NFL teams shy away from Sam's spotlight, not his sexuality
The media's degree of influence should be greeted with wariness due to its ability to make or break an organization or person. Michael Sam's announcement about his sexuality is a prime example of how the media can influence the tone of the nation.
Since the statement, an increase in scrutiny has been placed on the NFL's draft standings for players, specifically Sam. His drop in draft rankings correlating with his recent announcement of his sexuality has given the media cause to rally behind; however, in this NFL draft, a man's sexuality usurps his talent in the media's spotlight. Despite 65 other players affected by the rankings update, Sam dropping to 160 from 90 in the projected draft rankings was enough for the media to question whether his sexuality had caused the drop.
However, not many report how undersized Sam is to be a pass rusher in the NFL at 6-feet-2, 255 pounds. He isn't built like most defensive ends and has a similar body type to an outside linebacker. After his position change from defensive end to linebacker during the Senior Bowl, many scouts and assistant coaches noted his rigidity and inability to react quickly. His performance wasn't indicative of an SEC Defensive Player of the Year during the Senior Bowl as one talent evaluator stated "(In the Senior Bowl), he didn't play up to his rating or the honors received."
An assistant personnel man believes 90 percent of teams were already aware of Sam's sexuality before the announcement. While many believe his drop in the draft may be due to his sexuality, I believe it is because of the media attention Sam is drawing. An NFL assistant coach shared that Sam's decision "was not a smart move" and may "legitimately affect (his) potential earnings." Sam isn't the first gay player in the NFL - just the first to be open about it. He is the first to invite media attention to his sexuality.
By turning a bright spotlight on himself and his potential team, he is providing a distraction for his teammates. A former general manager tells Sports Illustrated, "Every Tom, Dick and Harry in the media is going to show up, from Good Housekeeping to The Today Show. A general manager is going to ask, 'Why are we going to do that to ourselves?'" It is doubtful the NFL wants a rerun of The Tebow Effect. More than 200 media members, including 30 television stations covered Tebow's introductory press conference at the Jets' indoor practice field. His teammates grew annoyed by the incessant questions about a role player. The Jets' cut ties with Tebow after one season to rid them of the unwanted media attention.

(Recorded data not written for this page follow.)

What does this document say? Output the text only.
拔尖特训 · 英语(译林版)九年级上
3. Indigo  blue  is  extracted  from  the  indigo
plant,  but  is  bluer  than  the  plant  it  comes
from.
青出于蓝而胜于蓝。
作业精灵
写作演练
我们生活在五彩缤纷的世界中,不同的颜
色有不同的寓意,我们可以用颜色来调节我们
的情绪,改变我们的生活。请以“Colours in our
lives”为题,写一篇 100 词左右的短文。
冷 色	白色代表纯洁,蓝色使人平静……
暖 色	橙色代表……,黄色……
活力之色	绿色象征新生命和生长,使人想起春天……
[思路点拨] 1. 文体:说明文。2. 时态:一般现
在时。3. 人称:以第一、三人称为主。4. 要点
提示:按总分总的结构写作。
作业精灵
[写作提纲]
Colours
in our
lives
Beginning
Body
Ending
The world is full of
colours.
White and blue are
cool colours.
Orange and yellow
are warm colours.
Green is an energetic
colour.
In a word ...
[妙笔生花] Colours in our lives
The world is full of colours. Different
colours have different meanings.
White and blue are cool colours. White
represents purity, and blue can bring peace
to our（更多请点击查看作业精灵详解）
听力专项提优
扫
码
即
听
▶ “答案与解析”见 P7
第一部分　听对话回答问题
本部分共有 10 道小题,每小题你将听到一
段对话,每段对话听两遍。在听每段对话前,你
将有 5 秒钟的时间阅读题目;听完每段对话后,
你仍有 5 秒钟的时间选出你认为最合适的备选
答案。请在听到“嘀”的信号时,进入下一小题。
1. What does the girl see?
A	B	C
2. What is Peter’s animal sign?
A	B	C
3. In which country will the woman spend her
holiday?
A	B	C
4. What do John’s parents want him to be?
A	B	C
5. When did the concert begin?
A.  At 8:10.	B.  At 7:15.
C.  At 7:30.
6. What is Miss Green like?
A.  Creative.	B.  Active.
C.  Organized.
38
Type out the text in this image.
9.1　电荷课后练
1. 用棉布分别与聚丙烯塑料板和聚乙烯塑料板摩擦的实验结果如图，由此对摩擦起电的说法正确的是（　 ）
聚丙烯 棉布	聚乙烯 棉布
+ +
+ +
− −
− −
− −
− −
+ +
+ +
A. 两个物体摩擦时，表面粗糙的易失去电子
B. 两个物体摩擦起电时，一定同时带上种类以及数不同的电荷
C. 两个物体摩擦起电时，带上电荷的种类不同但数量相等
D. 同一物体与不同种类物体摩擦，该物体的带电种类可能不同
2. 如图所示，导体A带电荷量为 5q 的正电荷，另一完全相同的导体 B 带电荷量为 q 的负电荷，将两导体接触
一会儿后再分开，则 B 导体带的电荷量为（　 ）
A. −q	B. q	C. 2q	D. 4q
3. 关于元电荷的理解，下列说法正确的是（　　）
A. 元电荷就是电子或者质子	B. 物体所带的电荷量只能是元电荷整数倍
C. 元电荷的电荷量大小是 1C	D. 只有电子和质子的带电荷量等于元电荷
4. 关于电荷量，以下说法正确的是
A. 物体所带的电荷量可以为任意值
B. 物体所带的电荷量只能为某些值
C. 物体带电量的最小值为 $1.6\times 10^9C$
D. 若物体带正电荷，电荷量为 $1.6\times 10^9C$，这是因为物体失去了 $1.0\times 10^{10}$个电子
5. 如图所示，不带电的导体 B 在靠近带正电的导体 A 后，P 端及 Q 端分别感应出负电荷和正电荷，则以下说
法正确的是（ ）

Another example of negative media attention is Dan Snyder, majority owner of the Washington Redskins. After the publication of "The Cranky Redskins Fan's Guide to Dan Snyder" followed by a lawsuit that was dropped - it is safe to say Dan Snyder is far from well liked. In October 2009, his managerial style was criticized while the Wall Street Journal questioned his leadership style. Apparently, the Redskins' popularity fell after Snyder took over.
On top of the current opposition, at least 76 news outlets have publicly stated their opposition to the Washington Redskins' name or have called for a ban of the derogatory term. Twenty-four news outlets or journalists no longer use the term. Twelve news organizations have policies restricting it or banning the name. With this much attention brought to it, President Obama said he opposed the name while congressmen asked Snyder to change the name. All this builds up to the negative light shed on Snyder who took over the franchise after John Kent Cooke. Cooke shares Snyder's opinion on keeping the name but the media does not focus on him.
The media has a great deal of influence on this nation. The NFL may be wary of this influence and in which direction it will sway. The media's affinity toward hot-button topics such as homosexuality and race can be manipulated towards personal gain for the afflicted. Sam may have dropped in the draft rankings for legitimate reasons regarding his talent. However, it would be a shame if the negative attention the NFL receives from the media helps boost him back up. The only time football teams want the media to focus on them is during the Super Bowl. They may have also dropped Sam just to avoid the inevitable follow-ups that everyone will want from the first openly gay player in the NFL after he has been drafted by a team.